First let's see the idea of using GP for classification. It is from probit regression. As you might find the role GP plays in regression, here we simply use GP to replace the parametric form <w, x>. The rest of the game is the link function in probit regression. The common choices are logit and CDF of a standard Gaussian. Sometimes the latter is more suitable for computation (unlike logistic regression is easier than probit regression). The label y in the literature usually takes value of +1 and -1 (unlike in logistic regression, 0 and 1 are more favorable) and therefore more difficult to extend to multi-class cases. Let f be the Gaussian process and the probability is usually Pr(y | f) = sig( y f ) where sig(.) is the link function.

The difficulty in GPC is that the posterior probability can't computed easily (due to the link function). So we are seeking suitable approximations for it. Usually we simply find some Gaussians to apprxomate it. Basically, we can do it globally or locally.

The simplest idea is Laplacian approximation. We take the logarithm of the posterior probability (without the normalization factor). A Taylor expansion of it with the terms of order 1 and 2 would yield the mean and covariance matrix of the approximate Gaussian (which can be solve by Newton-Raphson method). This is obviously global and works poorly most of the time.

The expectation propagation (EP) originates from ADF (assumed-density filter). It is a little complicated to fully explained its idea but it's worth mentioning that we don't know whether it really decreases the free energy or converges while it yields the best results compared with other methods. It is local.

The KL divergence minimization (KL) minimizes the KL divergence of the proposed Gaussian with the true posterior to increase the marginal likelihood (f as the latent variable). We simply take derivatives w.r.t. the proposed parameters. It is global.

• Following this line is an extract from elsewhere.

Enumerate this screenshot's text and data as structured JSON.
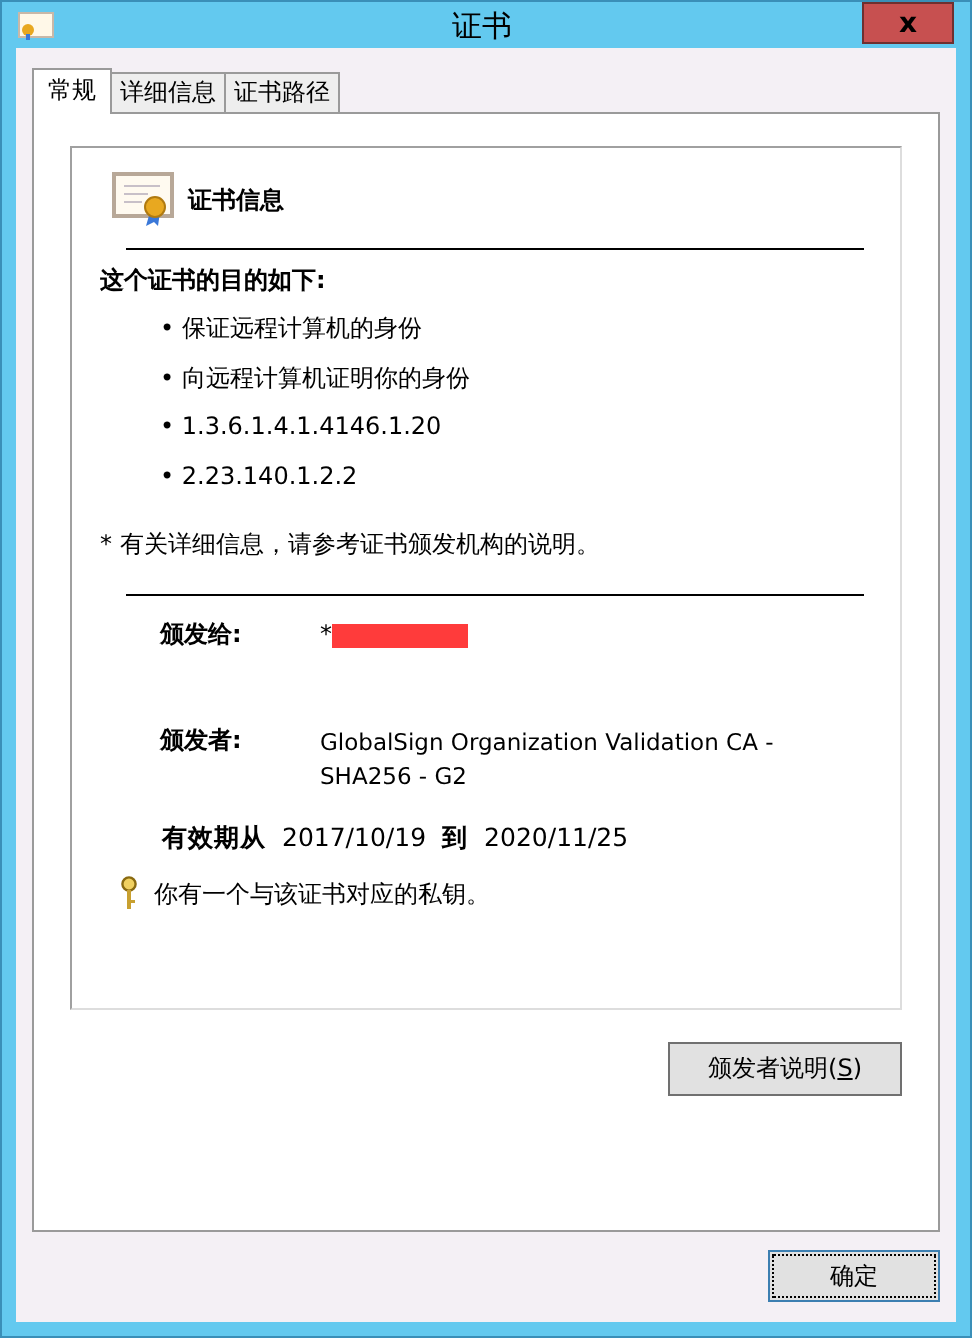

Variational bound (VB) is something like local variational method which seeks a lower bound of the difficult parts in the posterior. By maximizing the lower bound of the likelihood would increase. This is local since for each sample we find the best lower bound (log-quadratic) separately,

Factorial variational method (FV, related to the global variational method in PRML) assumes the posterior is factorial and by minimizing the KL divergence of the proposed distribution and the true posterior, the variational problem yields a form for the factors. By updating the parameters one by one, we may find the most appropritate configurations. (it's dubious to say it is local)

Label regression (LR) is even simpler (treating classification as regression).

They also implement MCMC for ``accurate'' models. I am very interested in their implementation and might use it in later work.